If you need to care for the family member – and work for a company with fewer than 500 employees – you may be eligible for leave under the Families First Coronavirus Response Act. Your employer might request documentation that a health care provider advised the family member to self-quarantine.
I think I just got sick from exposure to the coronavirus at work.
You should be eligible for two weeks of paid sick leave under the Families First Coronavirus Response Act if you work for a company with fewer than 500 employees. If you are still sick after that, you may be eligible for Family and Medical Leave. You’ll also want to check your company’s sick leave policy. The Occupational Safety and Health Administration advises companies to adopt flexible sick leave policies that actively encourage sick workers to stay home.
You might be eligible to file for workers’ compensation, which covers medical costs and provides some wage replacement for workers who are injured because of work. State law varies a lot when it comes to workers’ compensation, including whether infectious diseases like COVID-19 count as a workplace injury. Your claim will also depend on whether you can show that you contracted the coronavirus at work – as opposed to exposure from other places. Some states are issuing presumptions that certain kinds of frontline workers – like health care workers and first responders – contracted the virus at work.

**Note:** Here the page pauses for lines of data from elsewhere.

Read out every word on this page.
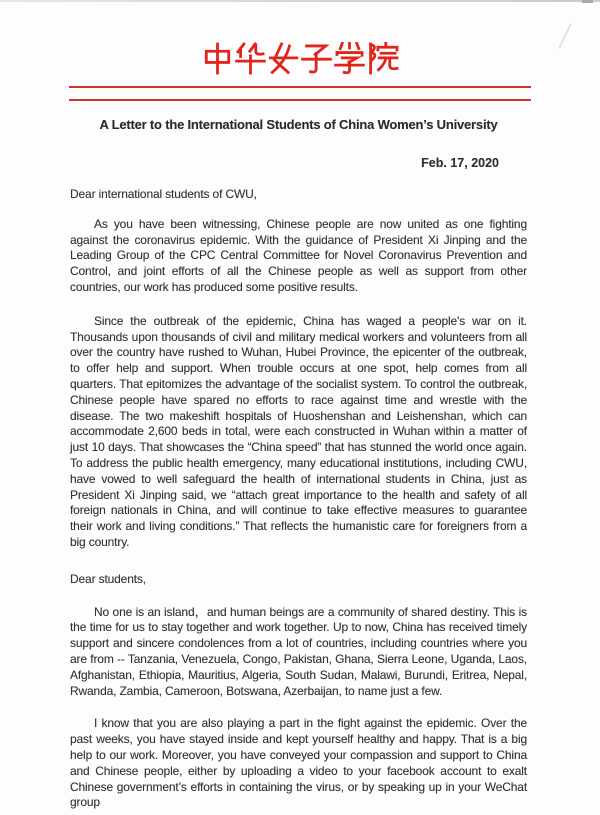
A Letter to the International Students of China Women’s University
Feb. 17, 2020

Dear international students of CWU,

As you have been witnessing, Chinese people are now united as one fighting against the coronavirus epidemic. With the guidance of President Xi Jinping and the Leading Group of the CPC Central Committee for Novel Coronavirus Prevention and Control, and joint efforts of all the Chinese people as well as support from other countries, our work has produced some positive results.

Since the outbreak of the epidemic, China has waged a people's war on it. Thousands upon thousands of civil and military medical workers and volunteers from all over the country have rushed to Wuhan, Hubei Province, the epicenter of the outbreak, to offer help and support. When trouble occurs at one spot, help comes from all quarters. That epitomizes the advantage of the socialist system. To control the outbreak, Chinese people have spared no efforts to race against time and wrestle with the disease. The two makeshift hospitals of Huoshenshan and Leishenshan, which can accommodate 2,600 beds in total, were each constructed in Wuhan within a matter of just 10 days. That showcases the “China speed” that has stunned the world once again. To address the public health emergency, many educational institutions, including CWU, have vowed to well safeguard the health of international students in China, just as President Xi Jinping said, we “attach great importance to the health and safety of all foreign nationals in China, and will continue to take effective measures to guarantee their work and living conditions.” That reflects the humanistic care for foreigners from a big country.

Dear students,

No one is an island，and human beings are a community of shared destiny. This is the time for us to stay together and work together. Up to now, China has received timely support and sincere condolences from a lot of countries, including countries where you are from -- Tanzania, Venezuela, Congo, Pakistan, Ghana, Sierra Leone, Uganda, Laos, Afghanistan, Ethiopia, Mauritius, Algeria, South Sudan, Malawi, Burundi, Eritrea, Nepal, Rwanda, Zambia, Cameroon, Botswana, Azerbaijan, to name just a few.

I know that you are also playing a part in the fight against the epidemic. Over the past weeks, you have stayed inside and kept yourself healthy and happy. That is a big help to our work. Moreover, you have conveyed your compassion and support to China and Chinese people, either by uploading a video to your facebook account to exalt Chinese government’s efforts in containing the virus, or by speaking up in your WeChat group
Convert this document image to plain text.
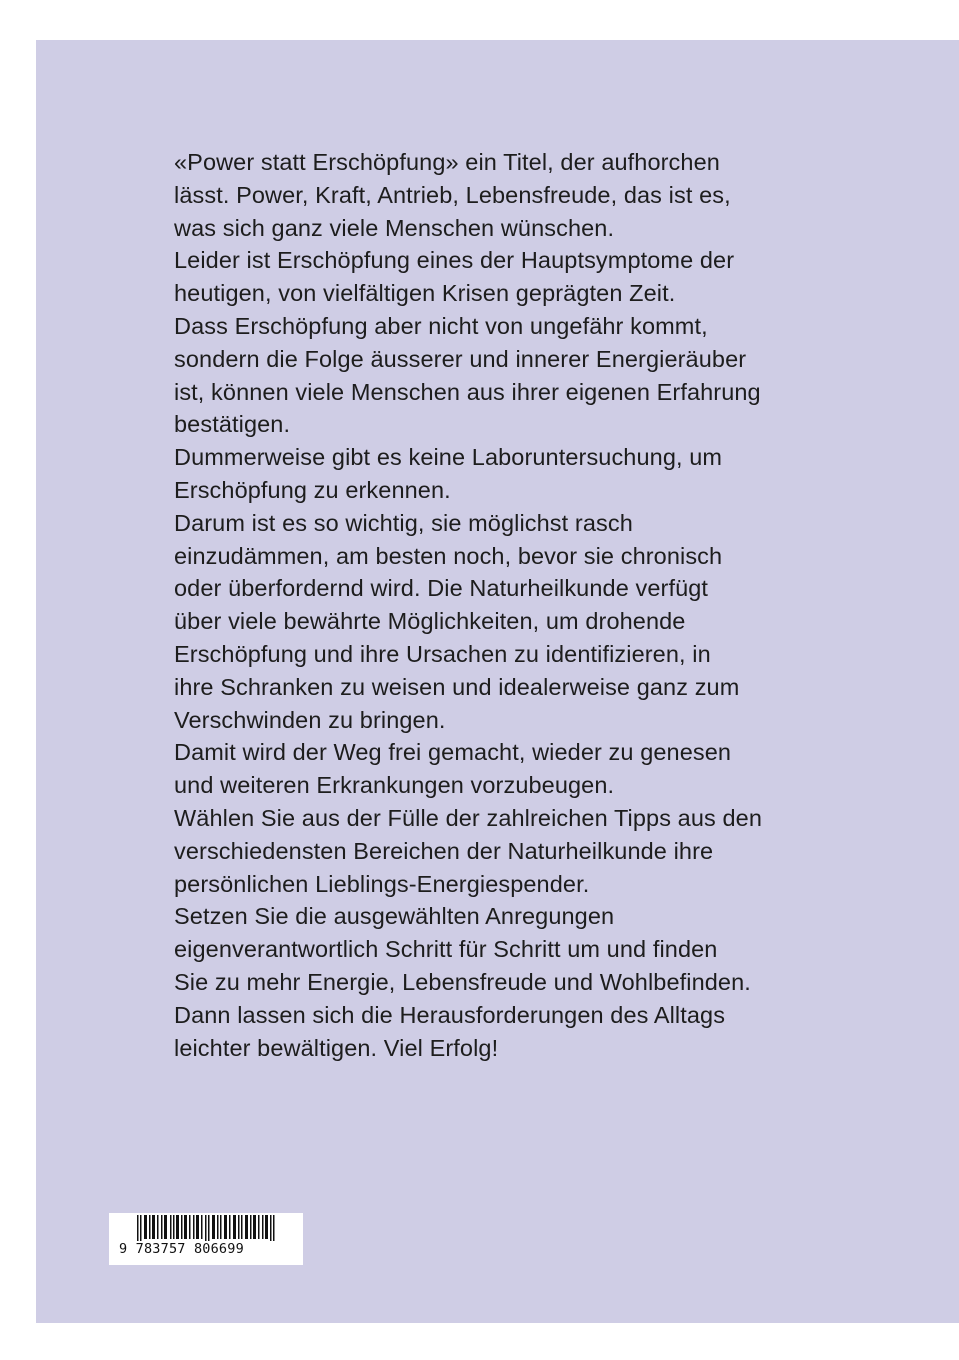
«Power statt Erschöpfung» ein Titel, der aufhorchen
lässt. Power, Kraft, Antrieb, Lebensfreude, das ist es,
was sich ganz viele Menschen wünschen.
Leider ist Erschöpfung eines der Hauptsymptome der
heutigen, von vielfältigen Krisen geprägten Zeit.
Dass Erschöpfung aber nicht von ungefähr kommt,
sondern die Folge äusserer und innerer Energieräuber
ist, können viele Menschen aus ihrer eigenen Erfahrung
bestätigen.
Dummerweise gibt es keine Laboruntersuchung, um
Erschöpfung zu erkennen.
Darum ist es so wichtig, sie möglichst rasch
einzudämmen, am besten noch, bevor sie chronisch
oder überfordernd wird. Die Naturheilkunde verfügt
über viele bewährte Möglichkeiten, um drohende
Erschöpfung und ihre Ursachen zu identifizieren, in
ihre Schranken zu weisen und idealerweise ganz zum
Verschwinden zu bringen.
Damit wird der Weg frei gemacht, wieder zu genesen
und weiteren Erkrankungen vorzubeugen.
Wählen Sie aus der Fülle der zahlreichen Tipps aus den
verschiedensten Bereichen der Naturheilkunde ihre
persönlichen Lieblings-Energiespender.
Setzen Sie die ausgewählten Anregungen
eigenverantwortlich Schritt für Schritt um und finden
Sie zu mehr Energie, Lebensfreude und Wohlbefinden.
Dann lassen sich die Herausforderungen des Alltags
leichter bewältigen. Viel Erfolg!

9 783757 806699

I was injured by a customer who got violent after being asked to wear a mask.
Some retail workers are reporting being violently assaulted by customers when enforcing new social distancing rules, such as wearing a mask. It’s not clear how common this is, but even prior to the pandemic, workplace violence was a major cause of workplace injury, affecting an average of 1.7 million workers per year.
Injuries as a result of violent customers would generally be covered by workers’ compensation.
Of course, it’s better to avoid being injured in the first place, so frontline workers should consider asking management about the plan for responding if a customer’s behavior starts to escalate.